According to the Ashland Union of June 22, 1859, “Being
erected on Center Street, all of brick, are the private residences of Jacob
Hildebrand, Dr. J.P. Cowan, and Jonas Freer.”
Hildebrand came to America alone when he was only 13,
according to Hill’s Ashland County History. A native of Germany, he
eventually migrated to Pennsylvania, and came to Ashland County with
the Studebaker family in 1835. He first worked as a blacksmith.
Gen. Willard Slocum, the county’s highest ranking Civil War soldier,
appointed him assistant internal revenue collector. Later, he sold
insurance and served as a city councilman. His son, George, became the
editor of the Ashland Times and continued in the capacity when the Times and Gazette merged. Among the other owners of the house between 1865 and 1885 was J.B.F. Sampsel. While removing wallpaper, the Conrad family who lived in the home in the 1980’s found his name written on the wall underneath.
Originally, the home was Greek Revival.
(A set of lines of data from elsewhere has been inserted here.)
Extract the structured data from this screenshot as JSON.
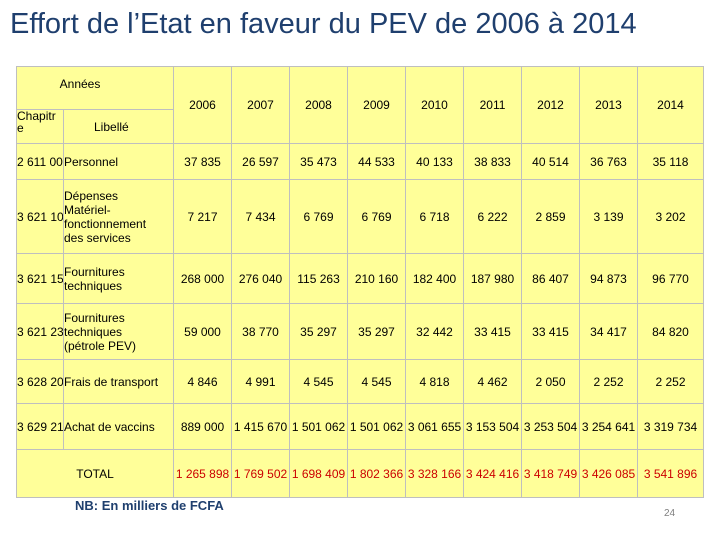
{
  "title": "Effort de l’Etat en faveur du PEV de 2006 à 2014",
  "header": {
    "annees": "Années",
    "chapitre": "Chapitr\ne",
    "libelle": "Libellé",
    "years": [
      "2006",
      "2007",
      "2008",
      "2009",
      "2010",
      "2011",
      "2012",
      "2013",
      "2014"
    ]
  },
  "rows": [
    {
      "code": "2 611 00",
      "label": "Personnel",
      "values": [
        "37 835",
        "26 597",
        "35 473",
        "44 533",
        "40 133",
        "38 833",
        "40 514",
        "36 763",
        "35 118"
      ]
    },
    {
      "code": "3 621 10",
      "label": "Dépenses\nMatériel-\nfonctionnement\ndes services",
      "values": [
        "7 217",
        "7 434",
        "6 769",
        "6 769",
        "6 718",
        "6 222",
        "2 859",
        "3 139",
        "3 202"
      ]
    },
    {
      "code": "3 621 15",
      "label": "Fournitures\ntechniques",
      "values": [
        "268 000",
        "276 040",
        "115 263",
        "210 160",
        "182 400",
        "187 980",
        "86 407",
        "94 873",
        "96 770"
      ]
    },
    {
      "code": "3 621 23",
      "label": "Fournitures\ntechniques\n(pétrole PEV)",
      "values": [
        "59 000",
        "38 770",
        "35 297",
        "35 297",
        "32 442",
        "33 415",
        "33 415",
        "34 417",
        "84 820"
      ]
    },
    {
      "code": "3 628 20",
      "label": "Frais de transport",
      "values": [
        "4 846",
        "4 991",
        "4 545",
        "4 545",
        "4 818",
        "4 462",
        "2 050",
        "2 252",
        "2 252"
      ]
    },
    {
      "code": "3 629 21",
      "label": "Achat de vaccins",
      "values": [
        "889 000",
        "1 415 670",
        "1 501 062",
        "1 501 062",
        "3 061 655",
        "3 153 504",
        "3 253 504",
        "3 254 641",
        "3 319 734"
      ]
    }
  ],
  "total": {
    "label": "TOTAL",
    "values": [
      "1 265 898",
      "1 769 502",
      "1 698 409",
      "1 802 366",
      "3 328 166",
      "3 424 416",
      "3 418 749",
      "3 426 085",
      "3 541 896"
    ]
  },
  "note": "NB: En milliers de FCFA",
  "page_number": "24",
  "colors": {
    "title": "#1f3f6e",
    "table_bg": "#ffff99",
    "total_values": "#cc0000",
    "border": "#bfbfbf"
  }
}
Since Philip Shearer, who purchased the home in 1885, was in the lumber business (Kagey and Shearer on the corner of Washington and Taylor Streets), it is very possible that he had the addition constructed and made other changes.
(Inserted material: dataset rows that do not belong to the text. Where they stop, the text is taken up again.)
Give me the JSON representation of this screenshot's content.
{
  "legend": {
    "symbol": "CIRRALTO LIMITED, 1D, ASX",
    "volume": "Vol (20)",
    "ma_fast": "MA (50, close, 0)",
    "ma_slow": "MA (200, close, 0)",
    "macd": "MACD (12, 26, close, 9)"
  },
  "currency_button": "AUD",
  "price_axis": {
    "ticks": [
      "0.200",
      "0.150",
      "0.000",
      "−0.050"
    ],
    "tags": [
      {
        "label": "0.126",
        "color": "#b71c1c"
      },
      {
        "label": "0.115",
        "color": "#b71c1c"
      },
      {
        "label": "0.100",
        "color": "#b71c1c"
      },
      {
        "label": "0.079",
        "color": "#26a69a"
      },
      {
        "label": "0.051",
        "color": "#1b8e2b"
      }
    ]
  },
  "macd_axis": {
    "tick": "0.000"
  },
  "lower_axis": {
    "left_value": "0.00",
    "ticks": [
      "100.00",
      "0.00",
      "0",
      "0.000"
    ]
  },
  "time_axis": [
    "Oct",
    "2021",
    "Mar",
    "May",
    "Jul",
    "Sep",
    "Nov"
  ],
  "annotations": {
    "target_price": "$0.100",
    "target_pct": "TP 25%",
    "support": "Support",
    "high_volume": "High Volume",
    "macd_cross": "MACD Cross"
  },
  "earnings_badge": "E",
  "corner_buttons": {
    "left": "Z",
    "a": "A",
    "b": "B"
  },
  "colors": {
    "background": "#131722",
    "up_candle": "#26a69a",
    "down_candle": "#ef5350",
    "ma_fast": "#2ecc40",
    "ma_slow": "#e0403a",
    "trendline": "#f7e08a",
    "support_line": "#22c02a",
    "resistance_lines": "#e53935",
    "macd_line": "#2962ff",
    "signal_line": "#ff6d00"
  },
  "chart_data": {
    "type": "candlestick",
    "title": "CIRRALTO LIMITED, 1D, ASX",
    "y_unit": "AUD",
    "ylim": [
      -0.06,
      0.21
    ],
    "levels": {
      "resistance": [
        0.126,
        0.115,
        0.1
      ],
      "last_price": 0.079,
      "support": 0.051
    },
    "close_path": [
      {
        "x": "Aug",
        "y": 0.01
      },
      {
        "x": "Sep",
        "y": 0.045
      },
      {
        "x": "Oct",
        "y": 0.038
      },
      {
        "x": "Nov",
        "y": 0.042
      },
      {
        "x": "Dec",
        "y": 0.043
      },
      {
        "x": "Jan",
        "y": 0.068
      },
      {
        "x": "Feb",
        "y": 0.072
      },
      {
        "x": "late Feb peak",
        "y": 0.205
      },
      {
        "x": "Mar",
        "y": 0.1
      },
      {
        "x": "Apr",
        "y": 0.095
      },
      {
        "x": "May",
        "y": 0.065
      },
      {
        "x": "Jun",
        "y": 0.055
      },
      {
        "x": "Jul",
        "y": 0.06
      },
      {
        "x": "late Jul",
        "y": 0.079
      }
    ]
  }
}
When his daughter, Kit, married F.J. Bockley, they moved in her parents, as was the common practice at that time. A 1911 city directory lists the Bockleys living there with their children, Martha and Philip, students. Another notation in the Ashland Press announced that that Fred Bockley had a new porch built on his Center Street home. For a period of 75 years, the house remained in the Bockley name.
Daughter Martha remained in the house many years after her parents’ deaths.
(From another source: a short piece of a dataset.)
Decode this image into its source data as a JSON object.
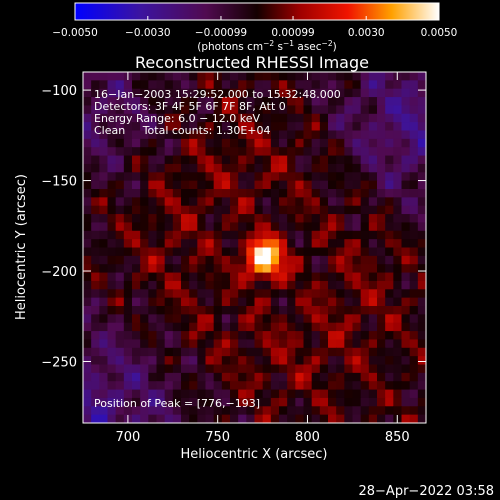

Forrest L. Conrad, Jr. and Judith Conrad purchased the home in 1987 from Kenneth E. and Sandra Booth, who bought it from the Bockley estate 10 years earlier. Continuing the restoration work, Ken and Diane Hammontree purchased the building and have operated the Jenny Wade Bed and Breakfast since 2003.
Architectural features of interest include the parquet floor in the entry hall, long self-supporting staircase, the French doors with leaded glass, dental molding, the leather wainscoting, cherry hardwood floors, and teardrop window trim.